If you guessed that it keeps words as context you are right

Now that we finished our sub-sampling, we can do a negative sampling to enrich our data. Negative sampling is utilized to balance the positive examples with negatives so that our network will not overfit positive examples. This is again done by creating a probabilistic function to create examples. In the following code, we again create a word probability function.
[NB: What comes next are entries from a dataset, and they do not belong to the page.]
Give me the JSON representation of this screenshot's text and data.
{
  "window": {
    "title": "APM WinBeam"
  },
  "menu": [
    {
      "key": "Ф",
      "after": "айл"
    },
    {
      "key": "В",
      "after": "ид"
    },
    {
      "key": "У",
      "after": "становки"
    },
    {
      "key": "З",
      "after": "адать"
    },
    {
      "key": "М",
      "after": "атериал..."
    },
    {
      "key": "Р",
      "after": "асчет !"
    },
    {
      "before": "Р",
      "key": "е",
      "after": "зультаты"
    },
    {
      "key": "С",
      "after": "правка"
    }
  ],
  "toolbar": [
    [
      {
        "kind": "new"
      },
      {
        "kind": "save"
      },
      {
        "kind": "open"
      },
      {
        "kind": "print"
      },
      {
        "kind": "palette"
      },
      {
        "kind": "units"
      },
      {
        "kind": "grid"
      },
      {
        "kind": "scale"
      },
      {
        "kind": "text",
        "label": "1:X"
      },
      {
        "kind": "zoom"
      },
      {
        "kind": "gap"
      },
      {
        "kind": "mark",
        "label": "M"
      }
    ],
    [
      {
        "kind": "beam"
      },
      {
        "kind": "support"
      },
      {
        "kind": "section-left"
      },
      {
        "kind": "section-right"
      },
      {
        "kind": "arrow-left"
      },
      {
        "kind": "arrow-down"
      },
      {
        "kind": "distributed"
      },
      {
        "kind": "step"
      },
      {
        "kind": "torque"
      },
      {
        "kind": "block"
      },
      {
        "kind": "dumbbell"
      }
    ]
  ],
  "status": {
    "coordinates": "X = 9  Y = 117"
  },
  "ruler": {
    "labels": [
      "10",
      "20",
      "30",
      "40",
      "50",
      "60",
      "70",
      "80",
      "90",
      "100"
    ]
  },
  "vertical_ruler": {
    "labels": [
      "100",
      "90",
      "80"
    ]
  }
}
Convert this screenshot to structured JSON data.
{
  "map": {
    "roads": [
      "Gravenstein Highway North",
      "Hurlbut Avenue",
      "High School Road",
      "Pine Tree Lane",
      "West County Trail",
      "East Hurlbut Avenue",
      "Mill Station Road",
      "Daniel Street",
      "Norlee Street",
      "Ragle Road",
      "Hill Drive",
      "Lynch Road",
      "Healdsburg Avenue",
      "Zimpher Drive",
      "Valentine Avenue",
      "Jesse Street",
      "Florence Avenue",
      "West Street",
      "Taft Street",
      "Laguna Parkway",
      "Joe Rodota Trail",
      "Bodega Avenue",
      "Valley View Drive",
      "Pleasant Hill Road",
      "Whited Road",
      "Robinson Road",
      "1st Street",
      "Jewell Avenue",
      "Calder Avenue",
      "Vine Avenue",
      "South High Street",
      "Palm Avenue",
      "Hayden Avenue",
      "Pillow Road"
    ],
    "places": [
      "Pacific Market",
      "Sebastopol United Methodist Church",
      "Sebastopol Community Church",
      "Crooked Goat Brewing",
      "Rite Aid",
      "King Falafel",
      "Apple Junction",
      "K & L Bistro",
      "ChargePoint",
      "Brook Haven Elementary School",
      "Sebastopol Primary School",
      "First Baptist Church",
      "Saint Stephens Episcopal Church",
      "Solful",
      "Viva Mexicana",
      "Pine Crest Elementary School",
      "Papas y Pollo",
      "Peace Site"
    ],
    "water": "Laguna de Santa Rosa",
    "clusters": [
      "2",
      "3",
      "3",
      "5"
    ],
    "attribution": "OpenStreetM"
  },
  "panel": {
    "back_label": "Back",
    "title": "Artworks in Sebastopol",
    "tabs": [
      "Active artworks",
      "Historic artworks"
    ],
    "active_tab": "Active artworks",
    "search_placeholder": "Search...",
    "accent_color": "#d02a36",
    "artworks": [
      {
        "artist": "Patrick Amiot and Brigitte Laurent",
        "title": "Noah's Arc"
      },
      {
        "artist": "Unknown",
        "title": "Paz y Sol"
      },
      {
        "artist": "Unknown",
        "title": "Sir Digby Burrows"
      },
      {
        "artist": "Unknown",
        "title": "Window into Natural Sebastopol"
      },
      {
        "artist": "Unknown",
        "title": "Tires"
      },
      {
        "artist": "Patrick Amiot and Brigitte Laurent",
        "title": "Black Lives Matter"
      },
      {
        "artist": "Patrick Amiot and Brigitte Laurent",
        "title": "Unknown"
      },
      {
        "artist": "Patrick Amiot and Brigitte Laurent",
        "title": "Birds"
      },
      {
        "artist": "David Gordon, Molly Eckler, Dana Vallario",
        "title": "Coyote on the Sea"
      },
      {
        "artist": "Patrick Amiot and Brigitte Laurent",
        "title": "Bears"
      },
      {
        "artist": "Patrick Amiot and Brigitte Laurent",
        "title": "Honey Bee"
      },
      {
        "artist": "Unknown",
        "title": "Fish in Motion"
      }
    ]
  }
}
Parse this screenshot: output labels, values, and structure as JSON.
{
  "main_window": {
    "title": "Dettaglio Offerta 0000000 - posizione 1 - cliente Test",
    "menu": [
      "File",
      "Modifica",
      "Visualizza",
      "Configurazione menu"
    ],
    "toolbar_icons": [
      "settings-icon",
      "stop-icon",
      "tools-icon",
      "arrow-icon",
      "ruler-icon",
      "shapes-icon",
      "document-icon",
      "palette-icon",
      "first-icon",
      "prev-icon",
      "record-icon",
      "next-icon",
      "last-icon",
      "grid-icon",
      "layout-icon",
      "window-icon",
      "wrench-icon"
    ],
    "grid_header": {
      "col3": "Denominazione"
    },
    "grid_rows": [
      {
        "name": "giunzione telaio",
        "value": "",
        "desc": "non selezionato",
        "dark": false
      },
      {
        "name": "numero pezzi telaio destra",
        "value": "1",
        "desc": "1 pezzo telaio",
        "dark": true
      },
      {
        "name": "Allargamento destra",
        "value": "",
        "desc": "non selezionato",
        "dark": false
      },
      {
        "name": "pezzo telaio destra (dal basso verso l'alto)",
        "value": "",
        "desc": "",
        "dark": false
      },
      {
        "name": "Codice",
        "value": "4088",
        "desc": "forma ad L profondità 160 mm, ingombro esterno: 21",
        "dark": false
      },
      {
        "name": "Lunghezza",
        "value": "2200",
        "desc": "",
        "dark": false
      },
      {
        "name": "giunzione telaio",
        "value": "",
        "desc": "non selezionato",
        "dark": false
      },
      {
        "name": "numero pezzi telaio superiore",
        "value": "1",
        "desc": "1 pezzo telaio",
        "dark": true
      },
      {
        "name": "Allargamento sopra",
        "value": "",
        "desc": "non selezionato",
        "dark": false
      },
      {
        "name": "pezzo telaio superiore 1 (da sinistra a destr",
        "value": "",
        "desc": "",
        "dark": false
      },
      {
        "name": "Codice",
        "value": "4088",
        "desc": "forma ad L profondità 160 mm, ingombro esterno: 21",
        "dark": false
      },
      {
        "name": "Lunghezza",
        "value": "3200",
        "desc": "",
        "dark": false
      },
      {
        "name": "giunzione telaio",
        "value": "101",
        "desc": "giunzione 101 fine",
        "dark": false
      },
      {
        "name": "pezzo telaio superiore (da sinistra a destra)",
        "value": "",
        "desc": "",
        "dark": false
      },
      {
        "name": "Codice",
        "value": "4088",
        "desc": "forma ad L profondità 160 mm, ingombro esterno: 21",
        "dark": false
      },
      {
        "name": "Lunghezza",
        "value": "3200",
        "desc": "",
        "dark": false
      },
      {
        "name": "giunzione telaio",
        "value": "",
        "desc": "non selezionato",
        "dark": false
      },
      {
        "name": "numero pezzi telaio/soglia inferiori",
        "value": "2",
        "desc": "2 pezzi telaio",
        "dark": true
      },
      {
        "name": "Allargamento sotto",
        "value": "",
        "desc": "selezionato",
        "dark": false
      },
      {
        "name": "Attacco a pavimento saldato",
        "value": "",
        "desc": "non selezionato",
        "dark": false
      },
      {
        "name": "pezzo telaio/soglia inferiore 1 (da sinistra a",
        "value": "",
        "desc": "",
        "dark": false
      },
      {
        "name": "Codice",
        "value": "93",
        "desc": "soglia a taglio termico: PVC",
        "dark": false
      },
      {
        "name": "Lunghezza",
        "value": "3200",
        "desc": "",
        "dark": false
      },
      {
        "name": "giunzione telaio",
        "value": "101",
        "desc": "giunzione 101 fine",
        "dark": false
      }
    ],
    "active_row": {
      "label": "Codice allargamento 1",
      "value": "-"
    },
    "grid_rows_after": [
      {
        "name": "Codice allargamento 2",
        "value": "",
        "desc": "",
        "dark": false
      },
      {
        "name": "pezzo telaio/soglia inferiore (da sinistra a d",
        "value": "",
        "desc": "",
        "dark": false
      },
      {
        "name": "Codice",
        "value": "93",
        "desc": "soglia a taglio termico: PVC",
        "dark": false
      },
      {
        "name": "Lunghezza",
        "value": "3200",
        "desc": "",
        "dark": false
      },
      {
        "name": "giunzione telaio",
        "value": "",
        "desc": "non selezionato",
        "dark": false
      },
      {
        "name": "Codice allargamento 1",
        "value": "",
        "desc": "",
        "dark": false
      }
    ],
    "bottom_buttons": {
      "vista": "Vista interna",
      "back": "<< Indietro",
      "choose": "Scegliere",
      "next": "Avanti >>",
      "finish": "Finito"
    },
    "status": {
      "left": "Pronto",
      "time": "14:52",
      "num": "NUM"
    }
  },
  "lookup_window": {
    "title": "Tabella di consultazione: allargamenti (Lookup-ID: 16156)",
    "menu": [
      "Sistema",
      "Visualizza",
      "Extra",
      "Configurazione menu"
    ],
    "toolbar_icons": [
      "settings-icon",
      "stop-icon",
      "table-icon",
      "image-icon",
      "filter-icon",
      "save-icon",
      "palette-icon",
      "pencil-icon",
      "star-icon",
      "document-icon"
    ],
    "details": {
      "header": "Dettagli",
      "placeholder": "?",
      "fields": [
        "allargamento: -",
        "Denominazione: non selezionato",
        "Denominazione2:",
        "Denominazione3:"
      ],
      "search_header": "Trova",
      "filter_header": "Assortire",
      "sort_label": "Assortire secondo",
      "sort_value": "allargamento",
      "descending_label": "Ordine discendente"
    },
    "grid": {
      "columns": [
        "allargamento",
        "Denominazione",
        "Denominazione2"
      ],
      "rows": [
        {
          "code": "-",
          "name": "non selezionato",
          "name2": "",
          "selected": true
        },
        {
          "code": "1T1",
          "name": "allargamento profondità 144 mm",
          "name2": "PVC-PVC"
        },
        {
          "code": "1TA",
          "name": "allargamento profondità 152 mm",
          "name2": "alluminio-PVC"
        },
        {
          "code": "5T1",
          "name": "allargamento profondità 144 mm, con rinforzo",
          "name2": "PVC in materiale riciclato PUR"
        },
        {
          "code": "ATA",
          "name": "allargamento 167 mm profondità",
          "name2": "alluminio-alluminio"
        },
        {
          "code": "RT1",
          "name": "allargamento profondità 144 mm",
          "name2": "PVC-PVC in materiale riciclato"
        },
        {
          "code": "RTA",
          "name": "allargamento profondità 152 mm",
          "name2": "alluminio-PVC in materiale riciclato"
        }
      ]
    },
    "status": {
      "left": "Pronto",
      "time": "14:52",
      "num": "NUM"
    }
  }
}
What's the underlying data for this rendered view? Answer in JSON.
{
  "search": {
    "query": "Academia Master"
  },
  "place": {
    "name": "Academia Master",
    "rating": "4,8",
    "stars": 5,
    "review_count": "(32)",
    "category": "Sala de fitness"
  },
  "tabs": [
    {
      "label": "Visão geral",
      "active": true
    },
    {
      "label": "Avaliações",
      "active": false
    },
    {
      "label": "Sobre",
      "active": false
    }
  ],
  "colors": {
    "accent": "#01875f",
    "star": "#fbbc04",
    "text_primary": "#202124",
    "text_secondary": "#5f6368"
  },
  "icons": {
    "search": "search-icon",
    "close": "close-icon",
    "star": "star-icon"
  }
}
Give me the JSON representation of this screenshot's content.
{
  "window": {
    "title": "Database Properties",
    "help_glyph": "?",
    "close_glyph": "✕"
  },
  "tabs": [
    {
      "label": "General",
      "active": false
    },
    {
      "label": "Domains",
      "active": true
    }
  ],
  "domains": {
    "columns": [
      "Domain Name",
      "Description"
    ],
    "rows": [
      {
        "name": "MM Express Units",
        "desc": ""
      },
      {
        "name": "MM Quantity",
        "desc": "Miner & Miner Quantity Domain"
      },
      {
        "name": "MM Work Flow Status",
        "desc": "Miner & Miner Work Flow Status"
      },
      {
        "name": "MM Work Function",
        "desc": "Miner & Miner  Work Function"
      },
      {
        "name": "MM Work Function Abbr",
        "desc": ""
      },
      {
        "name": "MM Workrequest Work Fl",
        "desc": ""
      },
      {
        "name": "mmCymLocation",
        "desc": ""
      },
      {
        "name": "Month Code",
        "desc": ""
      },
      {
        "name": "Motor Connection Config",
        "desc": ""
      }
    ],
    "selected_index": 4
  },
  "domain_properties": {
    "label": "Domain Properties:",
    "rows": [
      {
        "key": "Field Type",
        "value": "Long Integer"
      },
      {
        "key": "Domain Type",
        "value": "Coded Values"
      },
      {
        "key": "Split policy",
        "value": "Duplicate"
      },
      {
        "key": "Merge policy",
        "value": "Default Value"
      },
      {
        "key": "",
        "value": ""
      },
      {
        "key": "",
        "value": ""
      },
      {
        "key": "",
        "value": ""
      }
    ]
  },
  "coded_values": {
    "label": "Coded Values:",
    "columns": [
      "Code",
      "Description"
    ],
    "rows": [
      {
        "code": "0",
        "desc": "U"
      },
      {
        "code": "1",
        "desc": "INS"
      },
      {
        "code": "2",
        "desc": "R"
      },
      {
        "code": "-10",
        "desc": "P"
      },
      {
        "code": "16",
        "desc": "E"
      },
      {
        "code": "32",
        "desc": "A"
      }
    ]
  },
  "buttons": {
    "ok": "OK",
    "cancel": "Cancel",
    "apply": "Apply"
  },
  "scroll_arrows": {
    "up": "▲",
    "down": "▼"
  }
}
Then, utilizing this probability, we select create negative examples for each positive example.

In [17]:
totalWords = sum([freq**(3/4) for freq in wordFreq.values()])
wordProb = {word:(freq**(3/4)/totalWords) for word, freq in wordFreq.items()}

In [18]:
n_neg_examples = 0 # 5m run time
negSet = []
import tqdm

for i in tqdm.tqdm(range(n_pos_examples)):
  context=np.random.choice(list(wordProb.keys()), p=list(wordProb.values())) 
  while ((posSet[i][0],context)  in posSet):
    context=np.random.choice(list(wordProb.keys()), p=list(wordProb.values()))
  negSet.append((posSet[i][0], context))


100%|██████████| 87739/87739 [04:53<00:00, 298.86it/s]


In [19]:
len(negSet)

87739

In [20]:
pos_data = pd.DataFrame(posSet,columns=["word","context"])
pos_data["out"] = 1
pos_data.head()

Unnamed: 0,word,context,out
0,skin,there,1
1,skin,donkey,1
2,there,skin,1
3,once,upon,1
4,upon,a,1


In [21]:
neg_data = pd.DataFrame(negSet,columns=["word","context"])
neg_data["out"] = 0
neg_data.head()

Unnamed: 0,word,context,out
0,skin,demanding,0
1,skin,.,0
2,there,my,0
3,once,apartments,0
4,upon,sight,0


In [22]:
data = pd.concat([pos_data,neg_data],axis=0)
data.describe()

Unnamed: 0,out
count,175478.0
mean,0.5
std,0.500001
min,0.0
25%,0.0
50%,0.5
75%,1.0
max,1.0


In [23]:
data2 = data.copy()
data2["text"] =  data["word"]+' '+data["context"]
data2.head(1000)

Unnamed: 0,word,context,out,text
0,skin,there,1,skin there
1,skin,donkey,1,skin donkey
2,there,skin,1,there skin
3,once,upon,1,once upon
4,upon,a,1,upon a
...,...,...,...,...
995,skin,laid,1,skin laid
996,skin,the,1,skin the
997,laid,skin,1,laid skin
998,the,princess,1,the princess


In [24]:
data3 =data2.drop(columns=["context","word"])
data3 = data3[["text","out"]]
data3.head()

Unnamed: 0,text,out
0,skin there,1
1,skin donkey,1
2,there skin,1
3,once upon,1
4,upon a,1


In [25]:
data3.to_csv("data_all_val.csv",index=False)